Q. My dentist took x-rays-can we use them?

A. Routine dental x-rays such as a panoramic x-ray can give hints about what might be going on in the joint space, but alone are not diagnostic for the condition of the bones associated with the jaw joint. It will frequently be necessary to obtain a 3D image of the joint through the use of a technology not typically found in a dental office. This image is called a CBCT scan or cone beam. You may be referred to a diagnostic imaging center to have this completed.

Q. Are grinding/clenching related to TMJ issues?

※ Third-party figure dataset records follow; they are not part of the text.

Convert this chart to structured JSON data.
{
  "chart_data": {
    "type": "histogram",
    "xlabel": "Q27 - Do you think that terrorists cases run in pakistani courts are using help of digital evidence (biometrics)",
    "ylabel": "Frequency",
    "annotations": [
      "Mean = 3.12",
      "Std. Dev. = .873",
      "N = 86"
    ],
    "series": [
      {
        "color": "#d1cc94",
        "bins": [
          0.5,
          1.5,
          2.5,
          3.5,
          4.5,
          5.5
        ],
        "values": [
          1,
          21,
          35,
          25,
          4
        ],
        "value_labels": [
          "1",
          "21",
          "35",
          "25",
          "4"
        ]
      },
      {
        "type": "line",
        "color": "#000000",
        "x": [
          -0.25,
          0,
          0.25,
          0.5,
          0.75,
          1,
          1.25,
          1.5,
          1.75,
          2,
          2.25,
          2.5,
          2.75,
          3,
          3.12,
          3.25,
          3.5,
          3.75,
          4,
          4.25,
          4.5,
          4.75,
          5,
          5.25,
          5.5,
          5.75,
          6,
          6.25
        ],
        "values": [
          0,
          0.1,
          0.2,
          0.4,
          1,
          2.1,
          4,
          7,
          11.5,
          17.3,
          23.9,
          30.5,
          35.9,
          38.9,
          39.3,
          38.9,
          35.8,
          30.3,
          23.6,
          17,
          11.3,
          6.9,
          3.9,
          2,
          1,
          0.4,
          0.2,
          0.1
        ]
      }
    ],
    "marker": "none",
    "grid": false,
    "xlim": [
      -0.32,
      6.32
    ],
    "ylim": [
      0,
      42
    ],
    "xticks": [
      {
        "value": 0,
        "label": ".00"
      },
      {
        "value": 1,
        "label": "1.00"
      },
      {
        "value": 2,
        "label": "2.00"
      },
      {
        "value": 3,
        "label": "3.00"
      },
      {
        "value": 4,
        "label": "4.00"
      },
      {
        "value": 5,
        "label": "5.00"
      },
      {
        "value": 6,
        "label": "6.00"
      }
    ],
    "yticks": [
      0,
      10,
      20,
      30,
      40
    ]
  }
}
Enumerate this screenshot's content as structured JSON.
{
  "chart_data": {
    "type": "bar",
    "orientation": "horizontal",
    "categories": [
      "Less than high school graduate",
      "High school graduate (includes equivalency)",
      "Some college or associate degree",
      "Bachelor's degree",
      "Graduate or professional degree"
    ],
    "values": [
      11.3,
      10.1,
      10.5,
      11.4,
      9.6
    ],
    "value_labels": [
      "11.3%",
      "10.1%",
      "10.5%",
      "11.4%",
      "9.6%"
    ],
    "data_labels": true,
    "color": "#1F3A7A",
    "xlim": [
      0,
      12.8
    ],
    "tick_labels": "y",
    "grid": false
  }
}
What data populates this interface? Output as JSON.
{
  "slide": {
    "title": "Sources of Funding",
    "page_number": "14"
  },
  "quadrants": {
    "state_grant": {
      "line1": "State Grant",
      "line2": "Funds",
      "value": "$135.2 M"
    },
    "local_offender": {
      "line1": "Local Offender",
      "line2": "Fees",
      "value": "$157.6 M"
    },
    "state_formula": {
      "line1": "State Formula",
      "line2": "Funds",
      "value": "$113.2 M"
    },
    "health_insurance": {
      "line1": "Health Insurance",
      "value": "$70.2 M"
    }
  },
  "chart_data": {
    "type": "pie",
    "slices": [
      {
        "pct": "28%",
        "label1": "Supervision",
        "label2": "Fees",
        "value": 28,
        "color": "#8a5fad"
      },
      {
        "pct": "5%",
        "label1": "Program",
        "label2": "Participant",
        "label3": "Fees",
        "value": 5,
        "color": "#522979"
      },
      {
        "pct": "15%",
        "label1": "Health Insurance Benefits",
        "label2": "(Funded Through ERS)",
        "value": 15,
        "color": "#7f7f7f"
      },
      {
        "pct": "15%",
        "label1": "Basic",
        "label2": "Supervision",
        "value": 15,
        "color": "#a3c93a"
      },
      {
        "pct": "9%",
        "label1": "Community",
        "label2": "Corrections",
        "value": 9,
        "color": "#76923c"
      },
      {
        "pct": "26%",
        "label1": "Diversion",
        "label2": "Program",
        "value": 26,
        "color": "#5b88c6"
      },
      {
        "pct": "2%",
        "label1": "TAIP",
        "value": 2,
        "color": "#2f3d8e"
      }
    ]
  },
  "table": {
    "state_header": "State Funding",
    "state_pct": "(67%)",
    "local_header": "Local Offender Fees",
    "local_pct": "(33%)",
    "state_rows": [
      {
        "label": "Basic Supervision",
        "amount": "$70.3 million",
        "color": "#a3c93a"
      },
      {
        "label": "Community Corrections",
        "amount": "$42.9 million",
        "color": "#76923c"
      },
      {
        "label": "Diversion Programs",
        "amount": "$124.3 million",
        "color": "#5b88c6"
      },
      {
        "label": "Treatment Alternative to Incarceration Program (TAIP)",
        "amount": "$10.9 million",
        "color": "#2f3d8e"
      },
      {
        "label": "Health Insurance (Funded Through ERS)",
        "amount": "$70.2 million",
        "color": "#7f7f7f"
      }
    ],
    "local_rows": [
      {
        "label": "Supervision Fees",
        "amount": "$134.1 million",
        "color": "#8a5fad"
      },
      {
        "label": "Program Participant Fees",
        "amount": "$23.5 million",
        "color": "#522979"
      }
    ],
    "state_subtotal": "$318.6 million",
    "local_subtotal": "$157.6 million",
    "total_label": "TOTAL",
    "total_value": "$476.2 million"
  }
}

A. Often, the action of clenching and or grinding of teeth can have a negative effect on the jaw joint. The jaw works best when plenty of lubrication is present. The act of clenching and grinding teeth puts stress on the joint space and causes a decrease in the quality of the lubrication of the capsule present in the joint.

Q. Will drugs help?

A. Drugs can play an important role in the treatment of your TMJ issues. Drugs only will be used to improve the outcomes of more definitive treatments and therapies. Drugs alone cannot solve your TMJ issues. It may be necessary to prescribe analgesics, corticosteroids, muscle relaxants, anti-anxiety drugs, antidepressants, or local anesthetics. All prescription drugs have a risk of tolerance, drug-drug interactions, physical dependence and addiction. Drugs will only be prescribed judiciously to lessen the potential of adverse outcomes.

Q. Why and when are sleep studies recommended in TMJ situations?

A. It has been reported that greater than 60% of patients with TMJ issues suffer from Obstructive Sleep Apnea (OSA). OSA can only be diagnosed through the use of a sleep study that is read and interpreted by a sleep physician. OSA has many presentations that can affect the mouth, the tongue, the teeth and the jaw joint. Because such a high correlation exists between the two disorders and the severity of consequences of living with undiagnosed sleep apnea, it may be suggested during the course of TMJ therapy that a sleep study be obtained. One of the hallmark maintenance therapies for TMJ is a nighttime appliance. This appliance can cause patients with sleep apnea to double the severity of their sleep apnea, if not made to control sleep apnea.

Q. Could my headache be a result of TMJ issues?

A. It depends on the type of headache. Headaches are complicated and deserve to be evaluated carefully by a medical doctor. Headaches may result from issues within the skull, outside of the skull, the spine, blood pressure, medication and many other causes. We can never guarantee that TMJ appliances will solve headache issues, but we have found that frequently headache occurrence improves with therapy.

Q. What might happen if I do nothing?

A. Unfortunately the future is worse than the present. TMJ issues are progressive; they continue to get worse over time. The progression usually follows this pathway. Short term sharp pains, Jaw inflammation resulting in muscle tenderness, jaw joint noises, limited range of motion and locking of jaw, changes in the bony makeup of the jaw joint, wear and destruction of teeth, and, finally, loss of a portion of the jaw joint resulting in a permanent change in the bite and ability to chew.

Q. I wear a Night guard will that help?

A. It might help significantly and it is possible that it is making things much worse. The
answer is it depends. Most night guards are made with the goal of protecting your teeth from the forces of grinding. Most dentists are focused on your teeth first and want to provide a good service to you and your teeth, but few have had the advanced training that teaches how the position of your jaw can affect your TMJ or your airway while sleeping. Dr. Cairns is happy to evaluate your night guard and provide you and assessment.

Q. What is different about your splint than any other?

A. A splint or an orthotic is something that was made to reposition your jaw. The jaw can move in a multitude of directions in three dimensions. Dr. Cairns uses a combination of techniques to place your jaw into a position that will most predictably promote healing and comfort. Sometimes, well-intentioned and well-trained dentists miss the mark. Not because they were wrong, but because the human body reacts differently from one person to the next. Dr. Cairns is committed to your improvement and will continue to seek out the best possible position to obtain maximum medical improvement.